As for businesses, prior to the adoption of fintech, a business owner would have to go to a bank or any other funding financial institution to secure financing or startup capital- the tradition funding road. If the business wants to accept credit card payments, they would have to establish a relationship with a credit provider and even install infrastructure. Now, with mobile technology, those hardships are a part of the past.
Fintech: How does the future look like?
We can safely state that the future of financial technology has become mainstream.
But this comes with a price; an increased scrutiny from the regulators.
Initially, regulators were struggling in terms of dealing with fintech companies, since they are so different. It was argued, from traditional banks, that financial technology companies were under-regulated, however the landscape, in this regard, is changing.
Fintech companies that offer financial products that are the same as a traditional bank may be the subject to the same regulations as a brick-and-mortar bank which can be a challenge. In truth, it is hard for a startup lacking the expertise, knowledge and resources to stay compliant with these regulations.
Regulators have the mission of making sure that fintech companies stay compliant with the regulations without killing their innovation.

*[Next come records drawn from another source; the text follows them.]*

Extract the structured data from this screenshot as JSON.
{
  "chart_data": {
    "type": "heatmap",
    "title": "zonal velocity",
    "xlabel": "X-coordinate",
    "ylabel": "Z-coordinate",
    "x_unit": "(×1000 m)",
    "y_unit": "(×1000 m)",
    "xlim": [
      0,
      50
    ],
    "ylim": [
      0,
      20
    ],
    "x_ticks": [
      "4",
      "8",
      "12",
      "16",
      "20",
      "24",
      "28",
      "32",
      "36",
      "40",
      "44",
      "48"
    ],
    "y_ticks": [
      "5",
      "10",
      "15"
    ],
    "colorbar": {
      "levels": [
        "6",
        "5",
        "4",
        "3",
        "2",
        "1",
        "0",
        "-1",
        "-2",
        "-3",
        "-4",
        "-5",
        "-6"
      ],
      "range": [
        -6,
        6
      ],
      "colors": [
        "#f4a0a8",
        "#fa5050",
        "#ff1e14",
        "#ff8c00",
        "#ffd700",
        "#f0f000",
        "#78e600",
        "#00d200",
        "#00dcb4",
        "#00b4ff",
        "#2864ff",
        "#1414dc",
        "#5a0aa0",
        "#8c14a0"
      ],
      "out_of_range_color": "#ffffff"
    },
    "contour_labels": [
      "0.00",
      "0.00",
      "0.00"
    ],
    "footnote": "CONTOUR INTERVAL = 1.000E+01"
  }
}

This comes with the responsibility, for regulators, of keeping up with innovative technology without introducing regulations too early in the process which can prevent the early adoption of useful technology.
As a solution, some have touted the idea of a “regulatory sandbox,” an approach already tried in several countries where a fintech can experiment with pilot programs in cooperation with a regulator in a controlled environment. (Thompson Reuters).
In this current environment where fraud is spreading unchecked, cyber threats increasing, know your customer (KYC) compliance has become the essential focus for the financial services industry. Financial technology companies sometimes have quite of difficulties with the demands of compliance in these areas – on average, customers can send up to 100 documents to banks during the onboarding process. Fintech companies need to be equipped with the right tools to handle this massive volume in order to meet the standards.
Fintech is here to stay, so some of the challenges will perhaps only get more complicated as the industry continues to grow. It’s undeniable that Fintech has in many senses changed how consumers understand finance and how they conduct financial operations or transactions and made many things easier. It also has the promising potential to help reach much of the unbanked globally. It would be lackadaisical if regulators do not continue to keep an eye on fintech companies to determine how these new financial services companies fit into the broader financial landscape.